Hibernating Squirrels Provide Clues for Stroke, Parkinson’s

A compound that enables squirrels to hibernate may one day help minimize brain damage that results from stroke, according to a researcher at the Medical College of Georgia and Veterans Affairs Medical Center in Augusta.

In an animal model for stroke, delta opioid peptide reduced by as much as 75 percent the damage to the brain’s striatum, the deeper region of the brain and a major target for strokes, according to Dr. Cesario V. Borlongan, neuroscientist.

In fact, evidence suggests that the compound, which puts cells in a temporary state of suspended animation, may help protect brain cells from the ravages of Parkinson’s disease as well.

“When the animals were introduced to an experimental stroke, then injected with delta opioid peptide, we could see a reduction in the damage done by stroke; brain damage is reduced and the neurological deficits associated with stroke are definitely reduced,” Dr. Borlongan said.

More extensive animal and human studies are needed but Dr. Borlongan said the peptide, which occurs naturally in man and may play a role in the body’s effort to protect the brain, should one day minimize stroke damage.

His stroke work garnered the International College of Geriatrics Psychoneuropharmacology Award presented this month at the college’s annual meeting in Barcelona, Spain.
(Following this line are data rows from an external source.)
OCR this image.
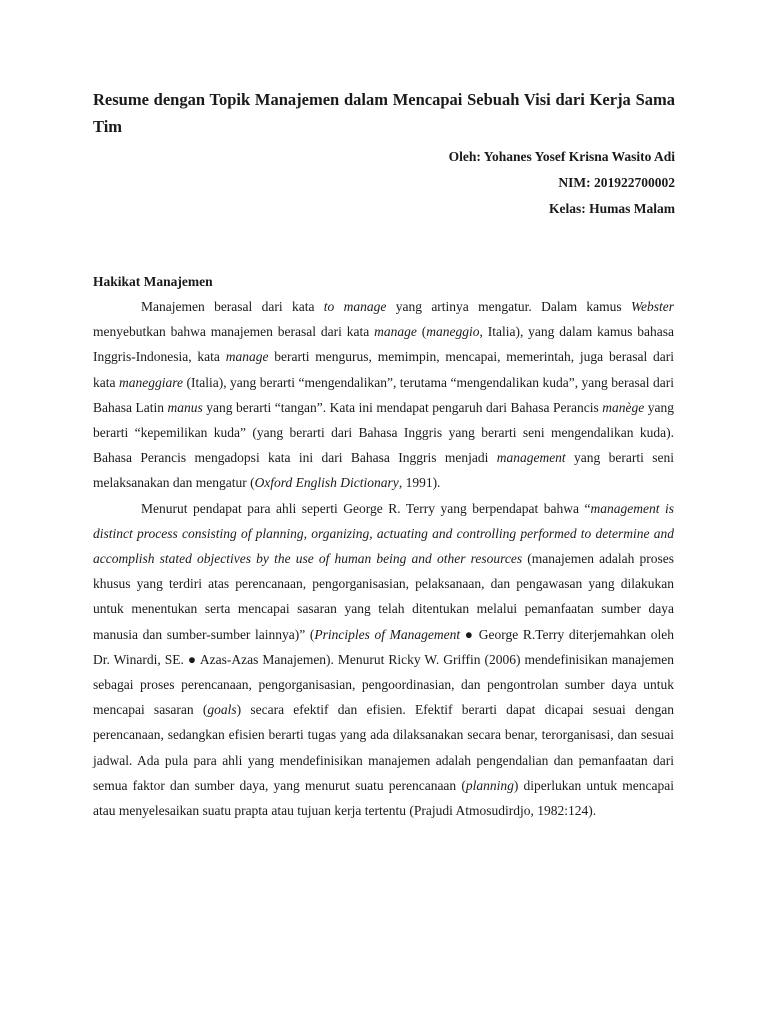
Resume dengan Topik Manajemen dalam Mencapai Sebuah Visi dari Kerja Sama Tim
Oleh: Yohanes Yosef Krisna Wasito Adi
NIM: 201922700002
Kelas: Humas Malam
Hakikat Manajemen

Manajemen berasal dari kata to manage yang artinya mengatur. Dalam kamus Webster menyebutkan bahwa manajemen berasal dari kata manage (maneggio, Italia), yang dalam kamus bahasa Inggris-Indonesia, kata manage berarti mengurus, memimpin, mencapai, memerintah, juga berasal dari kata maneggiare (Italia), yang berarti “mengendalikan”, terutama “mengendalikan kuda”, yang berasal dari Bahasa Latin manus yang berarti “tangan”. Kata ini mendapat pengaruh dari Bahasa Perancis manège yang berarti “kepemilikan kuda” (yang berarti dari Bahasa Inggris yang berarti seni mengendalikan kuda). Bahasa Perancis mengadopsi kata ini dari Bahasa Inggris menjadi management yang berarti seni melaksanakan dan mengatur (Oxford English Dictionary, 1991).

Menurut pendapat para ahli seperti George R. Terry yang berpendapat bahwa “management is distinct process consisting of planning, organizing, actuating and controlling performed to determine and accomplish stated objectives by the use of human being and other resources (manajemen adalah proses khusus yang terdiri atas perencanaan, pengorganisasian, pelaksanaan, dan pengawasan yang dilakukan untuk menentukan serta mencapai sasaran yang telah ditentukan melalui pemanfaatan sumber daya manusia dan sumber-sumber lainnya)” (Principles of Management ● George R.Terry diterjemahkan oleh Dr. Winardi, SE. ● Azas-Azas Manajemen). Menurut Ricky W. Griffin (2006) mendefinisikan manajemen sebagai proses perencanaan, pengorganisasian, pengoordinasian, dan pengontrolan sumber daya untuk mencapai sasaran (goals) secara efektif dan efisien. Efektif berarti dapat dicapai sesuai dengan perencanaan, sedangkan efisien berarti tugas yang ada dilaksanakan secara benar, terorganisasi, dan sesuai jadwal. Ada pula para ahli yang mendefinisikan manajemen adalah pengendalian dan pemanfaatan dari semua faktor dan sumber daya, yang menurut suatu perencanaan (planning) diperlukan untuk mencapai atau menyelesaikan suatu prapta atau tujuan kerja tertentu (Prajudi Atmosudirdjo, 1982:124).
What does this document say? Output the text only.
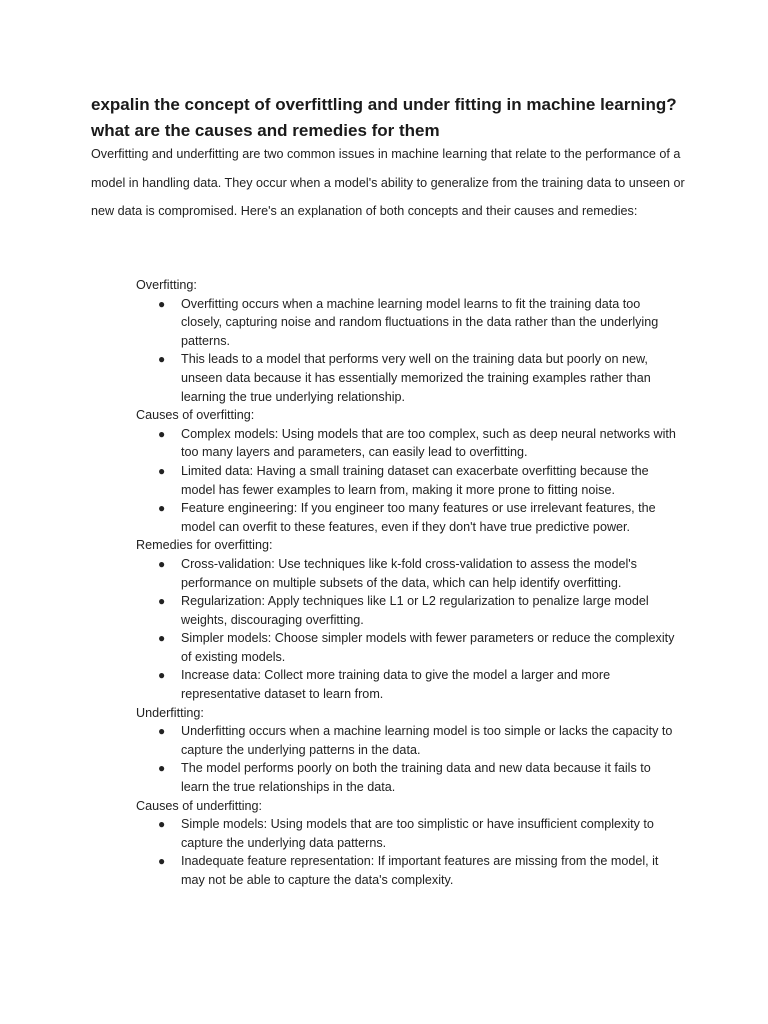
expalin the concept of overfittling and under fitting in machine learning? what are the causes and remedies for them

Overfitting and underfitting are two common issues in machine learning that relate to the performance of a model in handling data. They occur when a model's ability to generalize from the training data to unseen or new data is compromised. Here's an explanation of both concepts and their causes and remedies:

Overfitting:

● Overfitting occurs when a machine learning model learns to fit the training data too closely, capturing noise and random fluctuations in the data rather than the underlying patterns.
● This leads to a model that performs very well on the training data but poorly on new, unseen data because it has essentially memorized the training examples rather than learning the true underlying relationship.

Causes of overfitting:

● Complex models: Using models that are too complex, such as deep neural networks with too many layers and parameters, can easily lead to overfitting.
● Limited data: Having a small training dataset can exacerbate overfitting because the model has fewer examples to learn from, making it more prone to fitting noise.
● Feature engineering: If you engineer too many features or use irrelevant features, the model can overfit to these features, even if they don't have true predictive power.

Remedies for overfitting:

● Cross-validation: Use techniques like k-fold cross-validation to assess the model's performance on multiple subsets of the data, which can help identify overfitting.
● Regularization: Apply techniques like L1 or L2 regularization to penalize large model weights, discouraging overfitting.
● Simpler models: Choose simpler models with fewer parameters or reduce the complexity of existing models.
● Increase data: Collect more training data to give the model a larger and more representative dataset to learn from.

Underfitting:

● Underfitting occurs when a machine learning model is too simple or lacks the capacity to capture the underlying patterns in the data.
● The model performs poorly on both the training data and new data because it fails to learn the true relationships in the data.

Causes of underfitting:

● Simple models: Using models that are too simplistic or have insufficient complexity to capture the underlying data patterns.
● Inadequate feature representation: If important features are missing from the model, it may not be able to capture the data's complexity.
The original insight about squirrels and delta opioid peptide came from work by Dr. Tsung-Ping Su at the National Institutes of Health. In the 1980s, Dr. Su was studying hibernation and found increased levels of the compound. Dr. Su also found that when he gave non-hibernating squirrels more of the compound, the previously hyperactive critters began hibernating even in the summer.

Although there’s no hard evidence that humans hibernate, they do have endogenous levels of delta opioid peptide that Dr. Borlongan believes may play a role in natural protective mechanisms.

During hibernation, levels of the peptide increase and the metabolic rate and energy demands of the entire animal drop dramatically. That led Dr. Borlongan to wonder if that same state might help protect brain cells specifically. “Our thinking here is that if we take this drug, probably brain cells are going to go into this mode of hibernation. So if you get a stroke or some other neurological disorder, most of the brain cells will be protected.”

When Dr. Borlongan gave high doses of the compound to the animal model for stroke, the rats — which are not known to hibernate — looked sleepy in the hours following but recovered dramatically. In fact, at least in rats, the levels of endogenous peptide increased immediately following a stroke, which makes him suspect that the levels may also increase in humans.

Patients who receive more of this compound in the hours after stroke — much as many now receive TPA or aspirin — may get significant protective benefits. “The oxygen needs were dramatically reduced: that is how it works to protect the brain,” Dr. Borlongan said of the animal cells.

To study the role in Parkinson’s, he put varying levels of delta opioid peptide into a culture containing dopaminergic cells, which produce dopamine, a key cell communicator deficient in Parkinson’s. He found that those that got the most peptide survived the longest. In an animal model for the disease, the reduction in dopamine levels was far less in the animals receiving the highest doses of delta opioid peptide.

These findings, presented at the Barcelona meeting and reported partially in the journals NeuroReport and Cell Transplantation, point to the potential of the compound but also to the need for additional animal studies before moving toward clinical trials, Dr. Borlongan said.

One critical issue is that the animal model for stroke has only a single stroke and the majority of humans have a second stroke within months. One of his many goals is to develop a better animal model and see if compounds such as delta opioid peptide and TPA can help patients avoid subsequent strokes.

Other issues that need study are potential side effects, such as how well do the cells function after hibernation; animal models were sleepy while getting the drug but they functioned well afterward, he said. “My feeling is that sleep could be a correlate of hibernation.”

The researcher believes this cell hibernation may have other roles as well, including slowing the aging process. Its potential for helping donated livers, hearts and kidneys remain viable longer until they are transplanted already is being explored by others in clinical trials.

Dr. Borlongan, who joined the MCG faculty in February after completing a senior staff fellowship at the NIH’s National Institute on Drug Abuse, had NIH support for his work prior to joining the MCG faculty. He now has a VA Career Development Award. Several grant applications are pending.

This summer he also received the Rafaelsen Fellowship Award from Collegium Internationale NeuroPsychopharmacologicum in Montreal for his work in brain-cell protection strategies and neural transplantation. And, he was recently elected a councilor for the American Society for Neural Transplantation and Repair.